I said goodbye to a friend Saturday, at least in a matter of speaking.  Vin died earlier, but we held his service then.  In many ways, I think we’d been saying goodbye for some time.  He’d been dealing with some kind of dementia.  Dealing well — it wasn’t obvious at first.  And he was an interesting and caring man, even as he faded.  Then his wife, Goldie, his anchor, died.  And he was a bit more adrift.  And he had health problems, which wiped him out physically.  So we watched him fade both mentally and physically.  I think it was hardest on his daughter.  It was an ugly process.  Death, when it came, was a release for all of us, including Vin.
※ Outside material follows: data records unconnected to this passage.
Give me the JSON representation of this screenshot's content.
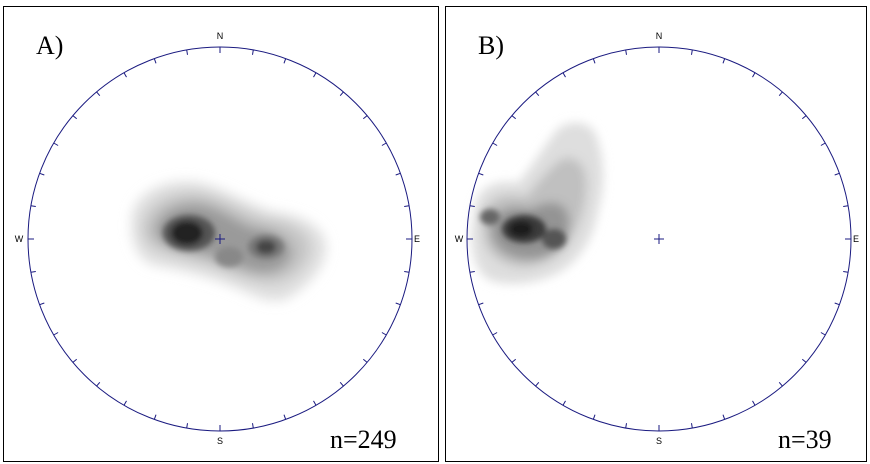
{
  "panels": [
    {
      "label": "A)",
      "count_text": "n=249",
      "directions": {
        "north": "N",
        "south": "S",
        "east": "E",
        "west": "W"
      }
    },
    {
      "label": "B)",
      "count_text": "n=39",
      "directions": {
        "north": "N",
        "south": "S",
        "east": "E",
        "west": "W"
      }
    }
  ],
  "colors": {
    "net_outline": "#1a1a80",
    "center_mark": "#1a1a80",
    "density_light": "#dcdcdc",
    "density_dark": "#1a1a1a"
  }
}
But I find myself wanting to honor his life.  He raised his family.  He served his country.  He traveled the world, sorting out production problems for his company, and meeting and understanding and caring for people.  He understood racism.  He knew it was a festering evil (though I don’t believe he’d ever use those words).  And he shared his experiences and wisdom.  He was solid and unassuming.  As far as I can tell, he was good at all the things he did.  I found him to be a blessing in my life.  It was incredibly sad to see him failing physically and mentally before he died.  It was an honor and a privilege to know him.

I don’t think I’m saying all this very well.  But there was real value in his life.  What he did made a real difference in many people’s lives.  And it would be enough, I think, simply that he had lived.
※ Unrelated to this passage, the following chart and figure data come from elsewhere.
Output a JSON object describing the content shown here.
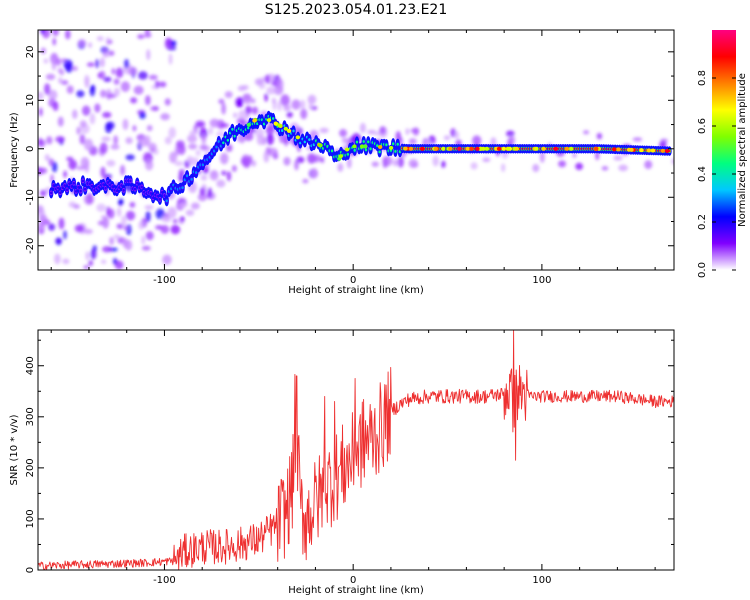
{
  "figure": {
    "title": "S125.2023.054.01.23.E21"
  },
  "chart_data": [
    {
      "type": "heatmap",
      "title": "S125.2023.054.01.23.E21",
      "xlabel": "Height of straight line (km)",
      "ylabel": "Frequency (Hz)",
      "xlim": [
        -167,
        170
      ],
      "ylim": [
        -25,
        24.5
      ],
      "xticks": [
        -100,
        0,
        100
      ],
      "yticks": [
        -20,
        -10,
        0,
        10,
        20
      ],
      "colorbar": {
        "label": "Normalized spectral amplitude",
        "range": [
          0,
          1
        ],
        "ticks": [
          "0.0",
          "0.2",
          "0.4",
          "0.6",
          "0.8"
        ],
        "colormap": [
          "#ffffff",
          "#8000ff",
          "#0000ff",
          "#00c8ff",
          "#00ff80",
          "#80ff00",
          "#ffff00",
          "#ff8000",
          "#ff0000",
          "#ff0080"
        ]
      },
      "ridge": {
        "x": [
          -150,
          -140,
          -130,
          -120,
          -110,
          -100,
          -90,
          -80,
          -70,
          -65,
          -60,
          -55,
          -50,
          -45,
          -40,
          -35,
          -30,
          -25,
          -20,
          -15,
          -12,
          -10,
          -8,
          -5,
          0,
          10,
          20,
          30,
          50,
          80,
          100,
          130,
          170
        ],
        "y": [
          -8,
          -7.5,
          -8,
          -7.5,
          -8.5,
          -10,
          -7,
          -3,
          1,
          3,
          4,
          5,
          6.5,
          6,
          5,
          4,
          2.5,
          1.5,
          1,
          0.5,
          -0.5,
          -1.5,
          -2.5,
          -0.5,
          0.5,
          0.5,
          0.2,
          0,
          0,
          0,
          0,
          0,
          -0.5
        ]
      }
    },
    {
      "type": "line",
      "xlabel": "Height of straight line (km)",
      "ylabel": "SNR (10 * v/v)",
      "xlim": [
        -167,
        170
      ],
      "ylim": [
        0,
        470
      ],
      "xticks": [
        -100,
        0,
        100
      ],
      "yticks": [
        0,
        100,
        200,
        300,
        400
      ],
      "color": "#ee3030",
      "series": [
        {
          "x": [
            -167,
            -150,
            -130,
            -110,
            -95,
            -90,
            -80,
            -70,
            -60,
            -50,
            -40,
            -35,
            -32,
            -30,
            -28,
            -25,
            -20,
            -15,
            -10,
            -5,
            0,
            5,
            10,
            15,
            20,
            25,
            30,
            40,
            50,
            60,
            70,
            80,
            83,
            85,
            87,
            90,
            95,
            100,
            120,
            140,
            160,
            170
          ],
          "y": [
            8,
            10,
            12,
            14,
            18,
            35,
            45,
            45,
            50,
            60,
            90,
            120,
            170,
            280,
            120,
            100,
            130,
            160,
            180,
            200,
            220,
            250,
            260,
            280,
            310,
            325,
            335,
            340,
            340,
            340,
            340,
            345,
            355,
            320,
            350,
            345,
            340,
            340,
            340,
            340,
            330,
            330
          ]
        }
      ],
      "spikes": [
        {
          "x": -31,
          "y": 383
        },
        {
          "x": -30,
          "y": 380
        },
        {
          "x": -15,
          "y": 340
        },
        {
          "x": -10,
          "y": 330
        },
        {
          "x": 1,
          "y": 375
        },
        {
          "x": 85,
          "y": 470
        },
        {
          "x": 86,
          "y": 215
        }
      ]
    }
  ]
}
I happen to believe that he lives a new life, whole and complete again, with the God who loves him.  And I imagine him with his beloved Goldie.  Our burial office takes its meaning from Easter, from Jesus’ death and resurrection.  My sorrow (and even anger) at his death (and how he lost so much before he died) is real.  But I really do take solace from the fact that I believe he is now safely in God’s hands.

Simply, I find myself wanting to say, “Well done, good and faithful servant.”  Fare well.